Régiment Royal-Liégeois

Régiment Royal-Liégeois
Image illustrative de l’article Régiment Royal-Liégeois
Drapeau d’Ordonnance du régiment Royal-Liégeois

Création 1787
Dissolution 1792
Pays France
Allégeance Drapeau du royaume de France Royaume de France
Type régiment
Rôle infanterie de ligne

Le régiment Royal-Liégeois est un régiment d’infanterie du Royaume de France créé en 1787.

Lignage

  • 18 novembre 1787 : création du régiment Royal-Liégeois
  • 1er janvier 1791 : renommé 101e régiment d’infanterie de ligne
  • 9 septembre 1792 : licencié

Équipement

Drapeaux

Le drapeau Colonel, semé de fleurs de lis d'or, est chargé des armes de la ville de Liège, un pilier d’or sur champ rouge, et les lettres L et G[note 1] de part et d'autre.
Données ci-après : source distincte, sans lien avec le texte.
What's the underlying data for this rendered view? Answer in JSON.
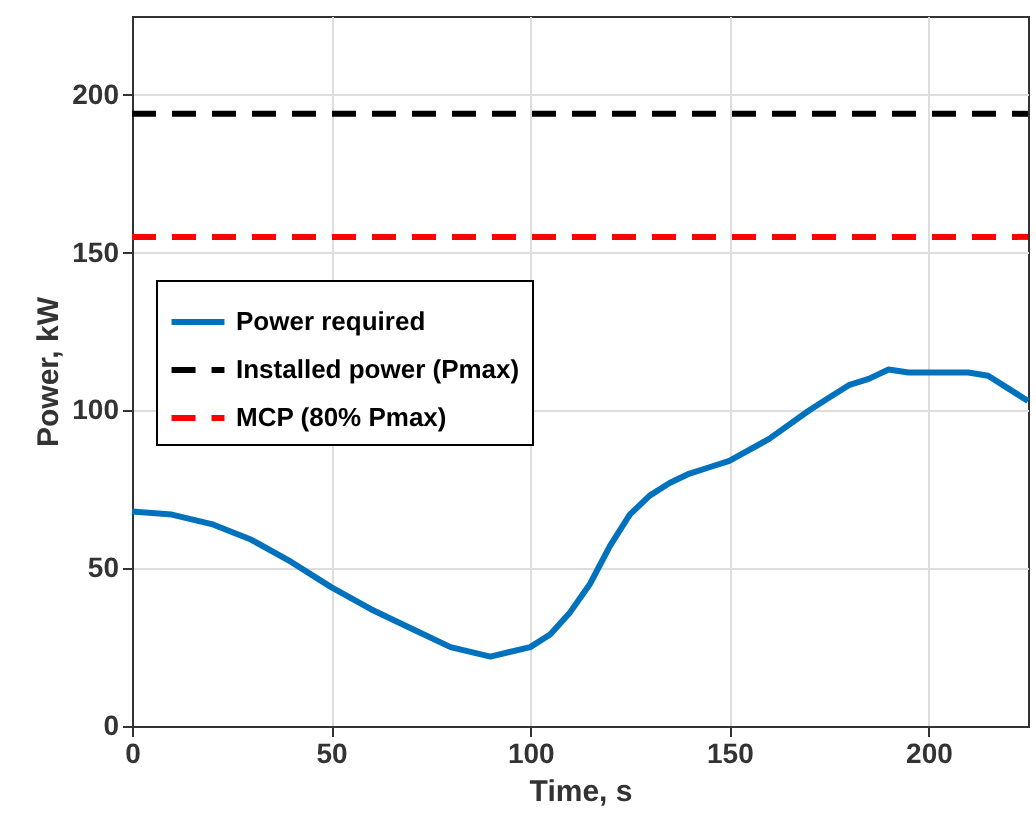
{
  "chart_data": {
    "type": "line",
    "xlabel": "Time, s",
    "ylabel": "Power, kW",
    "xlim": [
      0,
      225
    ],
    "ylim": [
      0,
      225
    ],
    "xticks": [
      0,
      50,
      100,
      150,
      200
    ],
    "yticks": [
      0,
      50,
      100,
      150,
      200
    ],
    "grid": true,
    "legend": "top left",
    "series": [
      {
        "name": "Power required",
        "color": "#0072bd",
        "line_style": "solid",
        "x": [
          0,
          10,
          20,
          30,
          40,
          50,
          60,
          70,
          80,
          90,
          100,
          105,
          110,
          115,
          120,
          125,
          130,
          135,
          140,
          145,
          150,
          160,
          170,
          175,
          180,
          185,
          190,
          195,
          200,
          210,
          215,
          220,
          225
        ],
        "values": [
          68,
          67,
          64,
          59,
          52,
          44,
          37,
          31,
          25,
          22,
          25,
          29,
          36,
          45,
          57,
          67,
          73,
          77,
          80,
          82,
          84,
          91,
          100,
          104,
          108,
          110,
          113,
          112,
          112,
          112,
          111,
          107,
          103
        ]
      },
      {
        "name": "Installed power (Pmax)",
        "color": "#000000",
        "line_style": "dashed",
        "x": [
          0,
          225
        ],
        "values": [
          194,
          194
        ]
      },
      {
        "name": "MCP (80% Pmax)",
        "color": "#ff0000",
        "line_style": "dashed",
        "x": [
          0,
          225
        ],
        "values": [
          155,
          155
        ]
      }
    ]
  }
}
Les drapeaux d’Ordonnance sont à carrés rouges bordés de noir, avec la croix semée de fleurs de lis et l’écusson de Liège au centre.

Habillement

Royal-Liégeois porte l’habit bleu céleste, les parements et les revers noirs, le collet écarlate, la doublure, les passepoils, la culotte et les boutons blancs. La poche en long.

Historique

Colonels et mestres de camp

À sa création, le régiment est la propriété perpétuelle des évêques de Liège.

  • 18 novembre 1787 : Joseph Clément Baillet, comte de La Tour
  • 30 octobre 1790 : Jean, chevalier de Ternant
  • 25 juillet 1791 : Charles Joseph, comte de Saint-Ignon
  • 19 août 1792 : Léopold Anne-Marie de Nucé, né le 22 juillet 1740, général de brigade le 25 septembre 1792, † 9 juillet 1806

Campagnes et batailles

Le régiment est organisé à Givet, d'où il se rend en 1789 à Valenciennes, puis à Avesnes. Le 7 mai 1790, 600 hommes désertent et passent la frontière. Le reste du régiment est envoyé à Sarrelouis. En août, un bataillon est appelé à agir contre la garnison révoltée de Nancy. À l’issue de cette expédition où il se distingue, le régiment se rend à Belfort où il rejoint le régiment de Lauzun hussards.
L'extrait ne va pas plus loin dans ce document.